Profile of brivaracetam and its potential in the treatment of epilepsy
Authors: Ferlazzo E, Russo E, Mumoli L, Sueri C, Gasparini S, Palleria C, Labate A, Gambardella A, De Sarro G, Aguglia U
Published 30 November 2015 Volume 2015:11 Pages 2967—2973
Editor who approved publication: Dr Roger Pinder
Edoardo Ferlazzo,1,2 Emilio Russo,3 Laura Mumoli,1 Chiara Sueri,2 Sara Gasparini,1,2 Caterina Palleria,3 Angelo Labate,1Antonio Gambardella,1 Giovambattista De Sarro,3 Umberto Aguglia1,2
1Department of Medical and Surgical Sciences, Magna Græcia University, Catanzaro, 2Regional Epilepsy Centre, Bianchi-Melacrino-Morelli Hospital, Reggio Calabria, 3Institute of Pharmacology, Magna Græcia University, Catanzaro, Italy
Keywords: seizures, animal, therapy, drug, antiepileptic
Brivaracetam (BRV) (UCB 34714) is currently under review by the US Food and Drug Administration and European Medicines Agency for approval as an add-on treatment for adult patients with partial seizures.
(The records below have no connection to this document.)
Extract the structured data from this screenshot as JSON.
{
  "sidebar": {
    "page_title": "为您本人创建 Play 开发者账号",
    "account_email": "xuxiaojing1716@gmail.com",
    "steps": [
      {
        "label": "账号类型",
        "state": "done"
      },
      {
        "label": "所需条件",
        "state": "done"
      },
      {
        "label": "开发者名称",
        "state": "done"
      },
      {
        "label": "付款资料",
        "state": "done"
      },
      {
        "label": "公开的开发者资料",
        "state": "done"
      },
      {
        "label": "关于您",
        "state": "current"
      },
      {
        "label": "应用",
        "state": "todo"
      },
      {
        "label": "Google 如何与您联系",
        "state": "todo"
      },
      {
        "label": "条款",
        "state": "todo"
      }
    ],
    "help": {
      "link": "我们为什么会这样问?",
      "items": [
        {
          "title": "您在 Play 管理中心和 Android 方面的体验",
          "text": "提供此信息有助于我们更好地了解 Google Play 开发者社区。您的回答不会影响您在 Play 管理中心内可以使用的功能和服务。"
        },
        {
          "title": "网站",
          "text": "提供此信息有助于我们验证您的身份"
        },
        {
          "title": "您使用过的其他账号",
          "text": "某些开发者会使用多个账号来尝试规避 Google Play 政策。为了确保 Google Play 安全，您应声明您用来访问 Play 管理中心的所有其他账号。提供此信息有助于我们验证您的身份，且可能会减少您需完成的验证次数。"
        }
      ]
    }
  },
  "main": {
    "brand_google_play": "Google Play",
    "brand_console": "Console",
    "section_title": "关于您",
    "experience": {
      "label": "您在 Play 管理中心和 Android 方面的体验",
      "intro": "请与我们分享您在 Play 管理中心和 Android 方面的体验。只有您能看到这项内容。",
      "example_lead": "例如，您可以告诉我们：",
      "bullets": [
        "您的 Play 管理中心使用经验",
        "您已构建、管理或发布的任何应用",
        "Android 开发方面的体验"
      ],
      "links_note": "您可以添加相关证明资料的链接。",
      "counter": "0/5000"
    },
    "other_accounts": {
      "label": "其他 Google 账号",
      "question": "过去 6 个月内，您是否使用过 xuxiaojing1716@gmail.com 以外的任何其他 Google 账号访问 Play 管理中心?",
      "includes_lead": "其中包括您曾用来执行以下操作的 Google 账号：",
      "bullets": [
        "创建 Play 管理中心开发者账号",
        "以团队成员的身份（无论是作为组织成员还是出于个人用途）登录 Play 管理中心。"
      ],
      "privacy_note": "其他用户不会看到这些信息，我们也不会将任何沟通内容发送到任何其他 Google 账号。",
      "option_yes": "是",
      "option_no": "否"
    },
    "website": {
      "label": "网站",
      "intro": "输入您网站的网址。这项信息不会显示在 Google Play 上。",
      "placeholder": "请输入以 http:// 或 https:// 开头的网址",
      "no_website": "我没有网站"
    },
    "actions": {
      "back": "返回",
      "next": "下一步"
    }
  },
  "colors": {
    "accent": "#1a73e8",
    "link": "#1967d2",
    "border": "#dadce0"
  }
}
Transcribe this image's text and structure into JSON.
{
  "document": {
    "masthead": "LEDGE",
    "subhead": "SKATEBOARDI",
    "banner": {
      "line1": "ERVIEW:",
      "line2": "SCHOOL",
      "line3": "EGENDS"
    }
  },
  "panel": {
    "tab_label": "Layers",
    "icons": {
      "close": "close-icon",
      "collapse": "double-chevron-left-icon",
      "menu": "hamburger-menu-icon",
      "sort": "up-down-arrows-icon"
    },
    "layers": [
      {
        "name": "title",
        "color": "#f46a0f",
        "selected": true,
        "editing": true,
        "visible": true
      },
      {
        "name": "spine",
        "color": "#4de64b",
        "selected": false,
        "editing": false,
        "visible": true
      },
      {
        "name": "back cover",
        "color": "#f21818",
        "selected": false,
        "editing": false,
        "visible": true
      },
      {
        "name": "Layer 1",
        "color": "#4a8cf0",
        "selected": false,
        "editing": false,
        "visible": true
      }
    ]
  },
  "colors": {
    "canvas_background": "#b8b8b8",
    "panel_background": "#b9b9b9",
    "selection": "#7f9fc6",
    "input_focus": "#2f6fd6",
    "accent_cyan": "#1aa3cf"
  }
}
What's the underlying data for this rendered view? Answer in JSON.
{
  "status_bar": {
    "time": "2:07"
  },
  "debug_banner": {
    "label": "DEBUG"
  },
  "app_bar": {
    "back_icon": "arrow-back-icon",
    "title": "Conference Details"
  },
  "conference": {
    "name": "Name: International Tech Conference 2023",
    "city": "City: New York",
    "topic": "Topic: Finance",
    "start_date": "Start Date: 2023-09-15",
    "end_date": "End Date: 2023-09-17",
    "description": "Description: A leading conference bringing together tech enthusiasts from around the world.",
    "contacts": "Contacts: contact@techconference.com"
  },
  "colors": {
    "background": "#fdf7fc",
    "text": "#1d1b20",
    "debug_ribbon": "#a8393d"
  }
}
Similar to levetiracetam (LEV), BRV acts as a high-affinity ligand of the synaptic vesicle protein 2A, however, it has been shown to be 10- to 30-fold more potent than LEV. Moreover, BRV does not share the LEV inhibitory activity on the high voltage Ca2+ channels and AMPA receptors, and it has been reported to act as a partial antagonist on neuronal voltage-gated sodium channels. The pharmacokinetic profile of BRV is favorable and linear, and it undergoes an extensive metabolism into inactive compounds, mainly through the hydrolysis of its acetamide group. Furthermore, it does not significantly interact with other antiepileptic drugs and more than 95% is excreted through the urine, with an unchanged fraction of 8%–11%. BRV has a half-life of approximately 8–9 hours and it is usually given twice daily. To date, a wide range of experimental studies have reported the effectiveness of BRV with regards to partial and generalized seizures. In humans, six randomized, placebo-controlled trials and two meta-analyses highlighted the efficacy, or good tolerability, of BRV as an add-on treatment for patients with uncontrolled partial seizures. A wide dose range of BRV has been evaluated in those trials (5–200 mg), but the most suitable for clinical use appears to be 50–100 mg/day. The most common adverse reactions to BRV are mild to moderate, transient, often improve during the course of the treatment, and mainly consist of central nervous system symptoms, such as fatigue, dizziness, and somnolence. The aim of this paper is to critically review the literature data regarding experimental animal models and clinical trials on BRV, and to define its potential usefulness for the clinicians who manage patients with epilepsy.